By John Helmer, Moscow
Evraz, the steelmaking group owned by Roman Abramovich (third figure from left) and Alexander Abramov (fourth from left), has just issued a notice to the Johannesburg Stock Exchange that it has been unable to complete the proposed sale of its South African unit, Highveld Steel & Vanadium, by a December 31 deadline. First announced on March 27, the heavily indebted Evraz said the terms of sale for its 85% shareholding in Highveld called for the acquiror, a South African company called Nemascore, to pay a purchase price of $320 million. Prior to the deal announcement, the Evraz stake had been valued in the market between $106 million and $135 million. Since March the market value of the stake has failed to reach 50% of the transaction price; it is currently just $138.4 million.
The new announcement acknowledges that closure of the sale has been postponed three times already, and that six cautionary notices have been issued to the Johannesburg market. Neither Evraz nor Nemascore has explained the reasons for the delay, claiming this is prevented by a non-disclosure agreement covering their deal. In its December 19 announcement, Evraz claims that a “due diligence process is still progressing”, and that the “Transaction is expected to be concluded towards the end of Q1 2014.” The story of Nemascore and its ties to the South African President, Jacob Zuma, can be read here .
Speaking at an August 29 briefing, Pavel Tatyanin, senior vice president for international business at Evraz, claimed the reason for the delay was a bank borrowing problem for the South African buyer, a black empowerment group created just before the transaction was disclosed in March. Nemascore, Tatyanin said, “was taking a little longer time to put together a financing package [because] it is a large transaction in the South African context”, adding “there is progress in our negotiations there”.
In its latest operational report, Evraz said that in the third quarter the steel mill suffered from insufficient supply of high-priced electricity to its furnaces. The volume of pig iron output contracted by 8.4% from the second quarter to 145,000 tonnes; crude steel volume was down 9.4% to 144,000 tonnes; finished steel production came to 127,000 tonnes, down 5.8%. The one gainer in the mill’s portfolio of steel products was construction steel, whose volume rose 31.5% to 50,000 tonnes, while the average sale price of the product contracted quarter on quarter by 10.2% to $689 per tonne.
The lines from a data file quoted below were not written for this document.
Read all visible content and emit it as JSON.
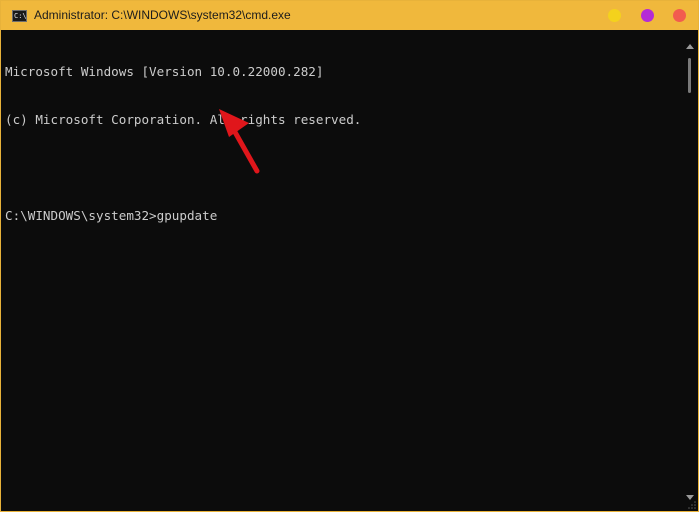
{
  "window": {
    "title": "Administrator: C:\\WINDOWS\\system32\\cmd.exe",
    "icon": "cmd-icon",
    "icon_glyph": "C:\\",
    "controls": {
      "minimize_color": "#f4d21c",
      "maximize_color": "#b52bd6",
      "close_color": "#f25c4f"
    },
    "accent_color": "#f0b83c"
  },
  "console": {
    "lines": [
      "Microsoft Windows [Version 10.0.22000.282]",
      "(c) Microsoft Corporation. All rights reserved.",
      "",
      "C:\\WINDOWS\\system32>gpupdate"
    ],
    "background": "#0c0c0c",
    "text_color": "#cccccc"
  },
  "annotation": {
    "icon": "red-arrow-icon",
    "color": "#e0161b"
  }
}
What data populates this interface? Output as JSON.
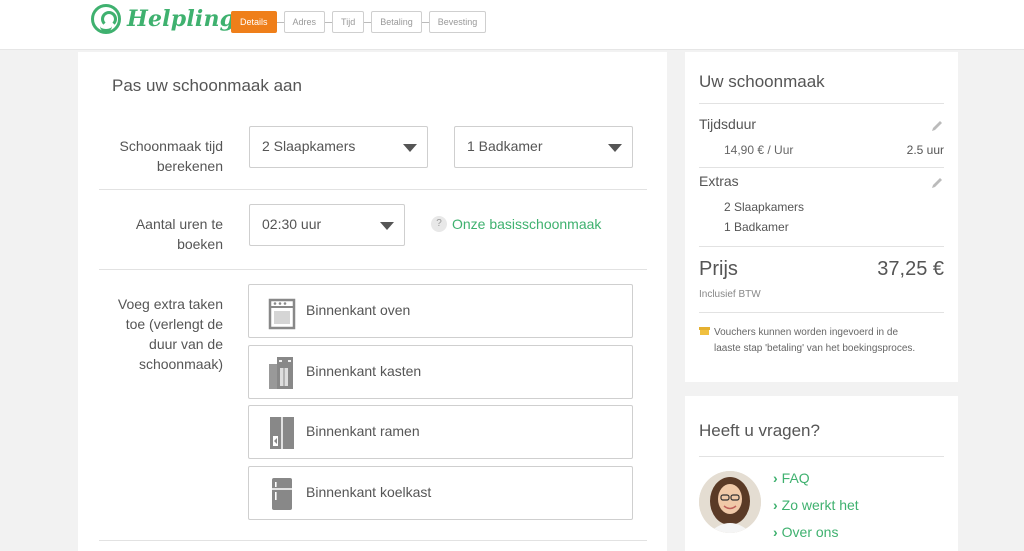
{
  "header": {
    "logo_text": "Helpling",
    "steps": [
      {
        "label": "Details",
        "active": true
      },
      {
        "label": "Adres",
        "active": false
      },
      {
        "label": "Tijd",
        "active": false
      },
      {
        "label": "Betaling",
        "active": false
      },
      {
        "label": "Bevesting",
        "active": false
      }
    ]
  },
  "main": {
    "title": "Pas uw schoonmaak aan",
    "calc_label_line1": "Schoonmaak tijd",
    "calc_label_line2": "berekenen",
    "bedrooms_select": "2 Slaapkamers",
    "bathrooms_select": "1 Badkamer",
    "hours_label_line1": "Aantal uren te",
    "hours_label_line2": "boeken",
    "hours_select": "02:30 uur",
    "info_icon": "?",
    "info_link": "Onze basisschoonmaak",
    "extra_label_line1": "Voeg extra taken",
    "extra_label_line2": "toe (verlengt de",
    "extra_label_line3": "duur van de",
    "extra_label_line4": "schoonmaak)",
    "tasks": [
      {
        "label": "Binnenkant oven",
        "icon": "oven-icon"
      },
      {
        "label": "Binnenkant kasten",
        "icon": "cabinet-icon"
      },
      {
        "label": "Binnenkant ramen",
        "icon": "window-icon"
      },
      {
        "label": "Binnenkant koelkast",
        "icon": "fridge-icon"
      }
    ]
  },
  "summary": {
    "title": "Uw schoonmaak",
    "duration_label": "Tijdsduur",
    "rate": "14,90 € / Uur",
    "duration_value": "2.5 uur",
    "extras_label": "Extras",
    "extras_items": [
      "2 Slaapkamers",
      "1 Badkamer"
    ],
    "price_label": "Prijs",
    "price_value": "37,25 €",
    "vat_note": "Inclusief BTW",
    "voucher_line1": "Vouchers kunnen worden ingevoerd in de",
    "voucher_line2": "laaste stap 'betaling' van het boekingsproces."
  },
  "help": {
    "title": "Heeft u vragen?",
    "links": [
      "FAQ",
      "Zo werkt het",
      "Over ons"
    ]
  },
  "colors": {
    "accent_green": "#3fb16f",
    "active_orange": "#ef7f1a"
  }
}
The reduction in pig iron output also impacted on the volume produced of primary vanadium, a valuable steelmaking alloy. At the South African works, this dropped in the September quarter to 1,473 tonnes, down 22.9% from the June quarter.
On August 23, Highveld issued an insolvency warning, saying “there are matters that may cast significant doubt about the ability of the Company to continue as a going concern. Labour stability, health of the market and production stability continue to pose a threat to the operations of the Company. The Company continues to utilise credit lines that are not committed and payable on demand.”
South African sources reveal the government’s Industrial Development Corporation (IDC) is refusing to guarantee the financing for Nemascore to make its takeover of Highveld. Russia’s state-owned bank VTB is believed to be considering a loan to Nemascore if the South African Government will issue an acceptable repayment guarantee.
The VTB loan is also reported to be tied to a commitment from the South African Government to buy nuclear reactors from the Russian state nuclear power company, Rosatom, headed by Sergei Kirienko (first figure on left). The text of an inter-government agreement for that transaction was initialled in Johannesburg on November 26. For that story, click . South African and Russian officials claim the reactor agreement will be finalized by February 15.